Se colocaron en posición mientras Martin ayudaba a Amanda a subir al escalón superior del carruaje. La novia se cogió del borde de la puerta y se giró, blandiendo el ramo. Levantó la vista y lo lanzó…
Directo a los brazos de Luc, quien maldijo e intentó retroceder, pero tenía la columna detrás. De forma refleja, cogió el ramo. Miró a la novia con el ceño fruncido y se dio cuenta de que esta reía encantada.
Tras darle la vuelta al ramo, se lo tendió a Amelia con una reverencia.
—La puntería de tu hermana es desastrosa. Creo que esto es para ti.
—Gracias.
Amelia cogió el ramo y observó las flores para esconder su sonrisa y reprimir el malicioso impulso de decirle que se había equivocado en ambas afirmaciones. Devolvió la vista al carruaje y vio que Amanda le lanzaba un beso y después se despedía con la mano cuando Martin la instó a entrar.
Amelia sonrió, saludó a su gemela con el ramo… y supo que la comprendía. Supo que le estaba dando su aprobación.
Amanda estaba casada y ella había tomado una decisión. Le había llegado el turno de atrapar a su compañero.
Luc disimuló la confusión que sentía cuando la puerta del carruaje se cerró y el cochero azuzó a los caballos. Justo antes de que desapareciera dentro del coche, Martin lo había mirado a los ojos y le había sonreído… con una expresión que le resultaba indescifrable.

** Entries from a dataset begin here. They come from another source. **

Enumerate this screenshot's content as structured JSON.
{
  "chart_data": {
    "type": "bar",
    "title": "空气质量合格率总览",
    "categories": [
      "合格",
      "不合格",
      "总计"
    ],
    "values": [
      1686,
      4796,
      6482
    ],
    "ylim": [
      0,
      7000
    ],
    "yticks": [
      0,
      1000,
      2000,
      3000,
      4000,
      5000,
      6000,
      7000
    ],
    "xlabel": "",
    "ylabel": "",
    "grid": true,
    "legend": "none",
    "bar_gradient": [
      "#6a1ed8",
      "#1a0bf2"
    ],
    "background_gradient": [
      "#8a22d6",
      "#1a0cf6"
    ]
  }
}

Después sintió la mano de Amelia en el brazo y reprimió al instante la reacción que siempre le provocaba.
—Será mejor que entremos.
Asintió y se giró para seguirla, agradecido de que ella lo hubiera soltado y caminara delante. La muchacha miró por encima del hombro y esbozó una breve sonrisa. La clase de sonrisa que había visto en su rostro un millar de veces. Luc entró en la casa mientras se preguntaba por qué se le había erizado el vello de la nuca.